Tabitha is a fourth-semester Communication Design student focused on socially and culturally aware design. She works with branding, product design, and visual storytelling, exploring how design communicates across cultures. She has experience in event management, branding, furniture and interior design, balancing aesthetics, function and engagement. Her practice is experimental, with interest in interactive and computational design and 3D modeling, merging branding with immersive experiences.
EGO

Becoming Data
Mentor: Mariam Rafehi (Embodied Futures: Exploring the relationship between technology and bodies)
EGO explores what identity becomes when human presence is translated into data. The installation uses an EEG headset, real-time visualization, and a synthetic voice to generate a digital parallel presence from the audience's brain activity. Set in a near-future world where data extraction is normalized, the project examines surveillance, digital identity, and the shifting relationship between the body, technology, and control.
Lea Baeriswyl & Conrad Lischewsky

Lea is a multidisciplinary artist from Switzerland working at the intersection of generative AI, graphic design, and illustration. Her work blends digital experimentation with visual storytelling, exploring new forms of creative expression between technology and aesthetics.
Conrad is an emerging communication designer working at the intersection of design, media art, and cultural practice. Currently studying at HTW Berlin, he explores cross-disciplinary approaches that combine visual communication, digital tools, and storytelling.
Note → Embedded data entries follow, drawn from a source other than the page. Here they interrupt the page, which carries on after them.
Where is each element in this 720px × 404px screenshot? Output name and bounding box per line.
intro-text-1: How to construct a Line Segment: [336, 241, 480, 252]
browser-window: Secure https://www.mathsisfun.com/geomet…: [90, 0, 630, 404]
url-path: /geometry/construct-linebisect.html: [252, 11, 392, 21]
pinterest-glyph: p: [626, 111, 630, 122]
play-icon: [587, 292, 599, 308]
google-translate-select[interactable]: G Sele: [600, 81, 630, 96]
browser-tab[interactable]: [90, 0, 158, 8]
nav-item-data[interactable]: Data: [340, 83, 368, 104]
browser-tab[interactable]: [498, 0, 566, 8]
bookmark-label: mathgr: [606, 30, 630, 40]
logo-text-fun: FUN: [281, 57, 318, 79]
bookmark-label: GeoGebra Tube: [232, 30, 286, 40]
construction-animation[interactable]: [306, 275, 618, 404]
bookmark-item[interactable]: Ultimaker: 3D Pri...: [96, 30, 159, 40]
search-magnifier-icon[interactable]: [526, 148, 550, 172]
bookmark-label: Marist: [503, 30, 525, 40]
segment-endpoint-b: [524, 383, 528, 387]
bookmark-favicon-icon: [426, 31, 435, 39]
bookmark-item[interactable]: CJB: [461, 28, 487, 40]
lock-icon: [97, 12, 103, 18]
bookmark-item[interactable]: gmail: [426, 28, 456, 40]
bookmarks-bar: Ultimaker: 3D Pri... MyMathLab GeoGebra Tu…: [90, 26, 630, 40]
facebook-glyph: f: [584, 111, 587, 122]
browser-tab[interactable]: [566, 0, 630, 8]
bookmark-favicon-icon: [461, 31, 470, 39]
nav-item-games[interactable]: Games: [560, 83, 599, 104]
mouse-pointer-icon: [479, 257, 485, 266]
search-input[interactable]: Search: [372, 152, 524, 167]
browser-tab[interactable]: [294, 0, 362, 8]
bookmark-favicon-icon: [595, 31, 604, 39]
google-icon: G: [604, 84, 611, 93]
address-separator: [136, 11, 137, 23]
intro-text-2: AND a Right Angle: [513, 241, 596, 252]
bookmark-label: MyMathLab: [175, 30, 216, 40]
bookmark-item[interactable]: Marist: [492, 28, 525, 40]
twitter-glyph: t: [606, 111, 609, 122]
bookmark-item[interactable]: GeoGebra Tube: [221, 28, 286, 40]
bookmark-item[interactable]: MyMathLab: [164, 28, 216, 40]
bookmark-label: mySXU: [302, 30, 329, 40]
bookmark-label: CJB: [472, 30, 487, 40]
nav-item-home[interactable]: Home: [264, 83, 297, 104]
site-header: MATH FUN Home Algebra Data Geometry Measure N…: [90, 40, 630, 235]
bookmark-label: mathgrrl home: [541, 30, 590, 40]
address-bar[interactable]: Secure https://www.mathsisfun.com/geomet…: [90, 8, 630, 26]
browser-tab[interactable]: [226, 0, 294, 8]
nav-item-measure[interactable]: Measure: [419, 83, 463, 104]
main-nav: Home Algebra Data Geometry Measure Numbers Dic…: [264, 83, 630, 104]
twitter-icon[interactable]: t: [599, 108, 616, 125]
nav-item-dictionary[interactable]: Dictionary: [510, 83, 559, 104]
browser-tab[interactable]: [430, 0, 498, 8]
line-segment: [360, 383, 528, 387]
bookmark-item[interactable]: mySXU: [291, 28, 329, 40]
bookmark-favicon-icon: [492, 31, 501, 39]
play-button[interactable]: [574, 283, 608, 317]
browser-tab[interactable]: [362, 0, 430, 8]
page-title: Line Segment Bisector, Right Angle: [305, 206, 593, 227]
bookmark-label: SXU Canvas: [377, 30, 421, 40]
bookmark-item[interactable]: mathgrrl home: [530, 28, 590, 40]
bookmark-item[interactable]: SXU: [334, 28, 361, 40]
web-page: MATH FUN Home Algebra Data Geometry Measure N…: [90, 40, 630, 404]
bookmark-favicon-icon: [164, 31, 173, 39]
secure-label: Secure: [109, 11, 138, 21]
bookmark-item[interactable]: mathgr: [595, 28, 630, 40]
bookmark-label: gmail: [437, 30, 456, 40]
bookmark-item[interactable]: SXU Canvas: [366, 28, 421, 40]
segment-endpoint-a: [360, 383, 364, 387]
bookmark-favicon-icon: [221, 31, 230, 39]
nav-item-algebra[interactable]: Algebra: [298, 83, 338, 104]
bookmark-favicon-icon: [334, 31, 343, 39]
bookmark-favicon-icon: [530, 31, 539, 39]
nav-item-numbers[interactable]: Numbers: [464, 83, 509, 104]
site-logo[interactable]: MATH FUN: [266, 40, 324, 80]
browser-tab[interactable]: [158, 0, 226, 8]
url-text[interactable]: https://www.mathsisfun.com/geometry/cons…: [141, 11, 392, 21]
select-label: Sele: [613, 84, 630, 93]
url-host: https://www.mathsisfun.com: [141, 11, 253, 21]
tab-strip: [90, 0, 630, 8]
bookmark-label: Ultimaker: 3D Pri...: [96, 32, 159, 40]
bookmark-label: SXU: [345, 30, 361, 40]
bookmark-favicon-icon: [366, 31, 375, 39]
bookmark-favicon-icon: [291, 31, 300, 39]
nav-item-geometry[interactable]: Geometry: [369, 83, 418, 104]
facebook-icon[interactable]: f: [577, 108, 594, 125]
His work is shaped by experience in film, political education, and collaborative design projects, alongside freelance work in social media and digital environments.
The Curation Team

Prof. Andreas Ingerl, Marcel Bückner & Thomas Kemnitz
Andreas Ingerl, Professor of Audiovisual Media, combines research, teaching and practice in media art, artificial intelligence and brain-computer interfaces. He regularly organises exhibitions with his students; in 2021 he was the curator of the Ars Electronica Garden Berlin, and has been collaborating with Futurium Berlin since that same year. He is a pioneer in the integration of cutting-edge technology and creative expression, redefining the boundaries of what is possible in media art, AI, BCI and digital media.
Marcel Bückner is a media artist, creative technologist and lecturer at HTW Berlin. He studied Media Engineering at HS Düsseldorf and Creative Technologies at Filmuniversity Babelsberg. In 2014, he co-founded the studio Xenorama for audiovisual art. Through his work, he explores the blurring of boundaries between the physical and the virtual, and the conditions of digital infrastructures and algorithmic agency that are redefining our perceptions, interactions and experiences.
Thomas Kemnitz works at the Studio for Digital Media at the School of Culture and Design at the HTW Berlin as technical support and in the fields of IT administration and 360° photography. He is in charge of the Virtual Museum of Dead Places VIMUDEAP.info and makes experimental short films that tell stories about architecture, history and the media used.
Ars Electronica Festival 2026
FUTURE BEGINS – NEGOTIATING HUMANITY
The Exhibition “Age of Monsters” is part of the Campus Exhibition at the Ars Electronica Festival, taking place from 9 to 13 September 2026 in Linz, Austria. Founded in 1979, Ars Electronica is the world's leading festival for art, technology and society, bringing together artists, researchers and developers from across the globe. Its Campus Exhibition presents the work of internationally selected art and design schools — a stage on which HTW Berlin has been showing student positions since 2022.